Une racine qui vaut cher ou 300 ans de désastre pour le ginseng à 5 folioles
C’est presque uniquement dans les érablières à sucre de la Montérégie et dans quelques forêts matures d’Ontario qu’on trouve aujourd’hui le ginseng à 5 folioles, au Canada. Cette plante vivace indigène a pourtant déjà prospéré partout au sud du Québec! Qu’est-il donc arrivé aux populations de cette plante d’ombre qui n’a fait de mal à personne?
Sa précieuse racine
D’abord, il faut savoir que la racine du ginseng à 5 folioles, qui ressemble à un petit panais, est utilisée en médecine traditionnelle asiatique, ce qui en fait une denrée trèèès lucrative sur le marché de l’exportation. On s’est mis à le cueillir à outrance et à expédier ses racines séchées*. Tellement, qu’il figure désormais sur la liste des plantes menacées de disparition dans notre pays (et notre province). Sur-cueillir cette plante à croissance lente et qui devient mature pour se reproduire qu’après 3 à 8 ans (comme le trille blanc), ça n’a pas permis aux populations de se régénérer naturellement. En plus, l’environnement de croissance du ginseng est très spécifique. Cette plante à fleurs blanc verdâtre nécessite un milieu ombragé; elle se plaît dans les érablières avec plusieurs espèces de grands arbres qui, avec leur feuillage épais, coupent la luminosité.
Effet de lisière et autres
Une autre problématique qui frappe le ginseng à 5 folioles : il n’est pas fan de soleil. Donc, si la superficie des érablières du sud du Québec diminue au profit des villes, les zones idéales pour le ginseng réduisent aussi! Comme les forêts sont fragmentées, on augmente la longueur des lisières (des zones avec une luminosité élevée), ce qui nuit carrément à sa croissance. Les épisodes de verglas de plus en plus fréquents y sont aussi pour beaucoup dans la dégradation de la canopée. On ne peut pas en vouloir aux arbres si leurs branches cèdent sous toute cette glace.

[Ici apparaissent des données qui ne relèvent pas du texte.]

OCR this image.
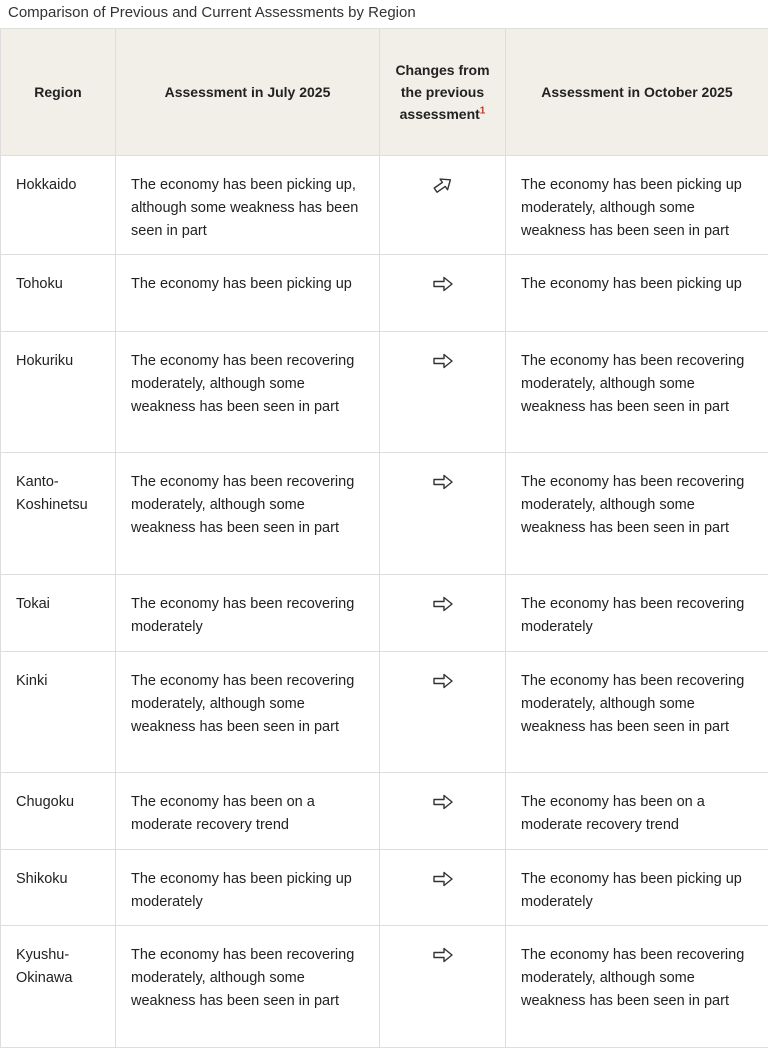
Comparison of Previous and Current Assessments by Region
Region	Assessment in July 2025	Changes from the previous assessment$^1$	Assessment in October 2025
Hokkaido	The economy has been picking up, although some weakness has been seen in part		The economy has been picking up moderately, although some weakness has been seen in part
Tohoku	The economy has been picking up		The economy has been picking up
Hokuriku	The economy has been recovering moderately, although some weakness has been seen in part		The economy has been recovering moderately, although some weakness has been seen in part
Kanto-Koshinetsu	The economy has been recovering moderately, although some weakness has been seen in part		The economy has been recovering moderately, although some weakness has been seen in part
Tokai	The economy has been recovering moderately		The economy has been recovering moderately
Kinki	The economy has been recovering moderately, although some weakness has been seen in part		The economy has been recovering moderately, although some weakness has been seen in part
Chugoku	The economy has been on a moderate recovery trend		The economy has been on a moderate recovery trend
Shikoku	The economy has been picking up moderately		The economy has been picking up moderately
Kyushu-Okinawa	The economy has been recovering moderately, although some weakness has been seen in part		The economy has been recovering moderately, although some weakness has been seen in part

Un autre caprice du ginseng : la qualité du sol. Il doit être bien drainé, basique (ou, pas acide), relativement plat, épais, et on en passe. En plus, ses feuilles appétissantes font le bonheur de certaines cervidés (pour ne pas les nommer, les cerfs de Virginie).
Des caprices? Oui et non. Si on y pense quelques secondes, les conditions de croissance du ginseng sont strictes, mais pas tellement plus que nos autres plantes. Il a simplement eu la malchance d’avoir été surexploité pour ses propriétés médicinales intéressantes.
Bien que cette plante puisse vivre une soixantaine d’années, le nombre d’individus dans les populations connues est trop bas pour être viable. Les restrictions naturelles qui s’opposent au ginseng sont déplorables, mais le braconnage (non, le braconnage c’est pas juste quand un méchant chasseur tue un lion) reste une de ses plus grandes menaces. La récolte, l’importation et l’exportation du ginseng à 5 folioles sont réglementées au Canada : la possession de la plante récoltée est interdite et passible d’une amende. Toutefois, pour que les cueilleurs illégaux paient, il doivent être pris la main dans le sac (ou sur la racine) et ça, c’est pas évident.
On peut se consoler en se disant que le Québec est la limite nord de la répartition de la plante et qu’on en trouve dans tout l’est des États-Unis. C’est par contre une bonne occasion de réfléchir à notre impact sur les milieux naturels quand vient le temps de les exploiter.